Tom ended up taking the day off too for the ring ceremony. We presented Casey Jo with her ring and Tom presented Nathan with his. It was a good thing for us to go and felt honored to be asked to attend. We love those kids. There were several kids with PDJ on their ring and a bull rider on the side. Casey Jo said that classrings are about high school memories and Peyton will be one of her most significant memories. I kept telling myself while we were there to stay in the moment, recognize the good things going on right now and do not dwell on the fact that Peyton was not there.
I am beginning to see and understand that Peyton is here. He is in all of us. We are all influences on each other and need to realize this. When Peyton had been gone just a few weeks, he felt so gone to me. Now I can see him in his friends and am grateful these people have been brought into our lives because of Peyton. Don't get me wrong, this realization is no substitute for having Peyton here, but it is what I have right now.
As the fall season comes, it brings the sadness closer to the surface. This will be Tom's first hunting season without Peyton. We have been living without Peyton for 8 months, but with each passing event and season we have to adjust our expectations and face them without our son. I not only mourn for myself, but I see my husband living with the huge hole in his heart. We were a very close family and enjoyed each other. Tom and Peyton had so many things they did together, especially this time of year. They cut wood for our stove and for Peyton to make gas money. They hunted and camped, I cannot imagine that deer camp without him. I know Tom will struggle, but he will hunt. We believe it honors Peyton for us to carry on, even when our heart is breaking.

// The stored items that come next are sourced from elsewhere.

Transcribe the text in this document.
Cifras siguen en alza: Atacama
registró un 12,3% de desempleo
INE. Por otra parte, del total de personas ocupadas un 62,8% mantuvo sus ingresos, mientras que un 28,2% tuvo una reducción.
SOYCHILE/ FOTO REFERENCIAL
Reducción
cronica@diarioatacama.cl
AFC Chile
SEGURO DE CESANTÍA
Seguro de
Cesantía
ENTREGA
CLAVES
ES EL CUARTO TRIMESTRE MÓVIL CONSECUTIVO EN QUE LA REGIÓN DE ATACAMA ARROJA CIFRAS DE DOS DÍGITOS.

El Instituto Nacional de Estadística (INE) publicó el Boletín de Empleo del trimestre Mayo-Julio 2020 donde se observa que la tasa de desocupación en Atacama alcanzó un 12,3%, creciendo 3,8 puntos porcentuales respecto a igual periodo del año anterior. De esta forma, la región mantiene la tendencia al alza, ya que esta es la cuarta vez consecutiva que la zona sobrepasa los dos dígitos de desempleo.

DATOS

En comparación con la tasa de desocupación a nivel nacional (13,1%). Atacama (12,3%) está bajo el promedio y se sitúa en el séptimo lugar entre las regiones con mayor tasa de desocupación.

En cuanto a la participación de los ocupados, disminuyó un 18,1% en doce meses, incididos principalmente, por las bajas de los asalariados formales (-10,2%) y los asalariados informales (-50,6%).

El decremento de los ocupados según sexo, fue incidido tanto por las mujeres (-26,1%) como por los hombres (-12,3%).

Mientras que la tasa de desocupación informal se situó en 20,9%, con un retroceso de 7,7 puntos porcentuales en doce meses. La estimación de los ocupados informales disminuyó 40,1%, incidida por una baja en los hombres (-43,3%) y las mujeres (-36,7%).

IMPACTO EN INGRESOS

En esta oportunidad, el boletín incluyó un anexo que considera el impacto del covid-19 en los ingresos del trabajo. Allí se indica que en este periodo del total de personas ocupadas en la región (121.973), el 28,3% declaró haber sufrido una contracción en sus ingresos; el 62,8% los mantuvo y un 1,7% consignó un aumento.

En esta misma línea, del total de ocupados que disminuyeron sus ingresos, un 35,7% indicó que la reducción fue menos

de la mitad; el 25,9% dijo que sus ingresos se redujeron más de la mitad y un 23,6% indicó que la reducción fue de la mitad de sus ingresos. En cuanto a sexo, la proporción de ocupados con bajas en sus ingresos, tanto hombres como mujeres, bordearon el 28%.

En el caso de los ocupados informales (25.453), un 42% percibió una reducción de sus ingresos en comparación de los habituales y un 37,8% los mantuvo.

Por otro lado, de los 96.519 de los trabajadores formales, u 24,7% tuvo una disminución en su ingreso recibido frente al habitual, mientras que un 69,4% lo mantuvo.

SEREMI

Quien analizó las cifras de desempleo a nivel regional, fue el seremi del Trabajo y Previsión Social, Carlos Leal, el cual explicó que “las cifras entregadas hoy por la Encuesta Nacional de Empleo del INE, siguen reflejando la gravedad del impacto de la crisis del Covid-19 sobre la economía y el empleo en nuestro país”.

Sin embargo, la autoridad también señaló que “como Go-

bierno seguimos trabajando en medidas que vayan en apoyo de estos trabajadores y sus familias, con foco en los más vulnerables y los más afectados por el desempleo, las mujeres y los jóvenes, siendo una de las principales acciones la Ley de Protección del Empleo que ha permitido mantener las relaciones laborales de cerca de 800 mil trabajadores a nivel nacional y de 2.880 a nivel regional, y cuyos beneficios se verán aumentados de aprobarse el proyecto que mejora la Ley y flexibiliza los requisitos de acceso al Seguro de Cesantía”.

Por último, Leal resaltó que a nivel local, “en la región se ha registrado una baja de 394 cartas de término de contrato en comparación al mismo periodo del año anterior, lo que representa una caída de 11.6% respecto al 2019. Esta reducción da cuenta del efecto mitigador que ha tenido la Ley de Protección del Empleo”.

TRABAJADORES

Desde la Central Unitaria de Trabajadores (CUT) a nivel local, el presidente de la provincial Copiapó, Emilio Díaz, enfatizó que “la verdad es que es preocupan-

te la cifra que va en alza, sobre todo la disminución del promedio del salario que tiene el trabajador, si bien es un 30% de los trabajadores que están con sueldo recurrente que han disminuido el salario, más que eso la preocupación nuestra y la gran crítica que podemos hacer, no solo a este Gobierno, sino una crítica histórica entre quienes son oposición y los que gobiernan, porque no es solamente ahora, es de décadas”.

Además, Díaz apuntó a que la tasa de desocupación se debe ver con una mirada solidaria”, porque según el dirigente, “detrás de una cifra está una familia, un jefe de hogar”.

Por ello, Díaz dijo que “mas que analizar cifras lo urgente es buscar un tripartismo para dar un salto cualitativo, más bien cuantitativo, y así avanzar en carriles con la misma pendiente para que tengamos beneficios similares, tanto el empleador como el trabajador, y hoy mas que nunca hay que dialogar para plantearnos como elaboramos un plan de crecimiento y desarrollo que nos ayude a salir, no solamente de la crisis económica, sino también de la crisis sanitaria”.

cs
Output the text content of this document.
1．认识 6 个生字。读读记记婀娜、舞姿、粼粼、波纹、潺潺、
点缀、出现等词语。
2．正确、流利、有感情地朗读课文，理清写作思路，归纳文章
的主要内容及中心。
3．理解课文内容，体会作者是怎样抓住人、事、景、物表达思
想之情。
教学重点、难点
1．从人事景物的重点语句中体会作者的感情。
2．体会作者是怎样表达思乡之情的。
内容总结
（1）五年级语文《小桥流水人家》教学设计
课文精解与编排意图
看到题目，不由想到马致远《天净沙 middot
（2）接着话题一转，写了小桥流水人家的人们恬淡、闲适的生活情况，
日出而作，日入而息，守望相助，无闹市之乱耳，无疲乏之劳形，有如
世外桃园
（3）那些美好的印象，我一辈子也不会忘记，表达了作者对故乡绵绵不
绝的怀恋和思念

I had to stop writing this yesterday, too many emotions. Today I am better. My God is bigger than any grief and He is the source of my joy. I am just so puzzled at these emotional days. I will have a few good days and then, right back to the pain. I don't feel guilt when I have good days, I enjoy them and thank God for them. They just don't seem to last. Some days I think of Peyton and smile, other times I can't even look at his picture. On those days I am desperate to find something to make me feel better. That is when I go to other blogs, especially our Pastors'. They are always uplifting and usually funny. Pastor Kevin and Susan are gifts from God, blessing us abundantly every time we are around them.
I will focus on my blessings and God will lift me out of this funk I am in. I am blessed with a wonderful husband, great friends and coworkers, and an awesome church family. Tom and I were asked by one of Peyton's classmates to present her with her class ring on Thursday at the ring ceremony at the school. I am able to go, but Tom can't. I think it will be a challenge to hold it together, but I felt honored to be asked. I love those kids and am so glad they are still a part of our lives.
I was working at Wilson Bros. Automotive seven years ago. I remember people coming in and telling us of the plane crashes. I remember sweeping the floor of the shop, wanting to pick my son up from school just to hug him, He was only nine years old. I remember hearing about the Pentagon and I didn't believe it, you know how rumors get started and then get out of control. But it was all true. I watched hours and hours of news footage and interviews with families of the victims. I couldn't turn it off, somehow it seemed disrespectful. So I watched and I cried. Now here I am missing my own son. It will be 8 months tomorrow. I wonder if he has met any of these people that left this earth seven years ago.
I tell myself every day that this earth is so temporary, just a blink of an eye compared to eternity. I know I will be reunited with Peyton and I have to focus on the good things that are still here on this earth. I will glorify my Savior and be grateful. We sang a song in church the other day that gave me an answer to the question I hear so much. "How do you go on?" The words in the song said, "It's the miracle of Christ in me, it's the mystery that sets me free." How true these words are. Christ in me is a miracle!! I will let that miracle shine through me. He has set me free from sin and death. I will rejoice today and be glad!! I miss you Peyton and I know you are having a wonderful, unimaginable, fantastic life in Heaven. Thank you Lord!!
I am expecting blessings to overtake me and Tom. I am expecting to be a blessing to others. I am expecting miracles. I am expecting emotional healing. I am expecting JOY! I am expecting God's glory in our lives. I am expecting wholeness. I am expecting supernatural faith. I am expecting God's love to flow out of me onto others. I am expecting VICTORY!!